Artık dünyaya haraç ödemeyi reddeden bir Türkiye olduğunun altını çizen Bakan Soylu, şöyle konuştu:
"Türkiye başka bir noktaya doğru gidiyor, altyapısını iyi takip eden bir Türkiye. Bir taraftan sanayisini ve üretimini arttırmaya çalışan bir Türkiye, bir taraftan dünyaya elini uzatan bir Türkiye. Onun için altı yedi yıldır, Gezi, 17 Aralık, 6-7 Ekim... bu olaylar olmasına rağmen Türkiye’yi bir fiskeyle yıkamıyorlar. Şu son bir buçuk yılda Amerika’nın yaptığı o ekonomik saldırıların tamamına direniyoruz biz. Eğer direnmezsek biz, yüzde iki yüz, iki yüz elli, üç yüzlük bir devalüasyona 'evet haklısınız gelin yapın' demiş olsaydık, bugün bu saldırıları yapmazlardı. Cebimizden haraçlarını alırlar, bir sonraki haraç için bizim tekrar kazanmamızı ve biriktirmemizi beklerlerdi. Eski Türkiye ile yeni Türkiye arasındaki fark budur. Dünyaya haraç ödemeyen bir Türkiye var."
"Bugün dünyanın en temiz üçüncü metropolüdür İstanbul"
Geçmişte İstanbul'da yaşanan çevresel sorunlara ve ulaşım sorunlarına da değinen İçişleri Bakanı Soylu, İstanbul'un bugün dünyanın en temiz üçüncü metropolü olduğunu vurguladı.
Soylu, sözlerini şöyle sürdürdü:
"Bakın kendi suyunun yüzde 95'ini temizleyerek denize boşaltan dünyada neredeyse başka bir şehir yok.
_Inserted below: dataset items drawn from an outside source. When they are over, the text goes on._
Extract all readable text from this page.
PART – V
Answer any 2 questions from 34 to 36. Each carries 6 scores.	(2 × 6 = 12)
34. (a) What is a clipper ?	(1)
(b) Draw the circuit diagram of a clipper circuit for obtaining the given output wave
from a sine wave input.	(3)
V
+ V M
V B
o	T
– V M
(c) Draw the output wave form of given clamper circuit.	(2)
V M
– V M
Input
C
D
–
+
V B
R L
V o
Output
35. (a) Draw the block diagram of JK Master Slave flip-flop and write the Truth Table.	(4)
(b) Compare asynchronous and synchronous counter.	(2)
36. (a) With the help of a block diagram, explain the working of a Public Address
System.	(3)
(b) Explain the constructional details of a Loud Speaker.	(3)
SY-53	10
Yine katı atık konusunda başka bir şehir yok. O kadar önemli bir ilerleme sağladık. Onun için düşünüyorum Yavuz Sultan Selim Köprüsü olmasa, Avrasya Tüneli olmasa, Marmaray olmasa, aynı zamanda bir taraftan Osman Gazi Köprüsü olmasa, Kuzey Marmara Otoyolu'nda bir hat daha açıldı şimdi bunlar olmasa İstanbul trafiği nasıl olacak. Metrobüs olmasa, bir taraftan raylı sistemler bir taraftan 6 binin üzerinde otobüs olmasa nasıl olacak. Tek metromuz Taksim Tünel arasındaki hattı, şimdi İstanbul’un altı örülüyor."
Vatandaşların Ramazan Bayramı'nı tebrik eden Bakan Soylu, son olarak şunları söyledi:
"Bu İstanbul sadece bizim İstanbul’umuz değil. Bu İstanbul bize büyük bir emanet, geleceğe bırakmamız gereken medeniyetimizin bir mirasıdır. Bu İstanbul Şam’ın, Kerkük’ün, Halep’in, Bosna’nın, Kosova’nın, Doğu Türkistan’ın umudu İstanbul’dur. Bu İstanbul Fatih Sultan Mehmet’in, Akşemsettin’in, Mimar Sinan’ın bütün eserleriyle beraber bütün dünyanın hayran baktığı bir İstanbul’dur. Biz bu İstanbul’u kim ne söylerse söylesin, ne ortaya koyarsa koysun, biz bu İstanbul’u bu değerlerden yoksun, bu değerleri kale almayan, bizi küçümseyen ve bizim değerlerimize ve inancımıza, geleneklerimize, medeniyetimize yukarıdan bakana teslim edersek, İstanbul’u da kaybederiz."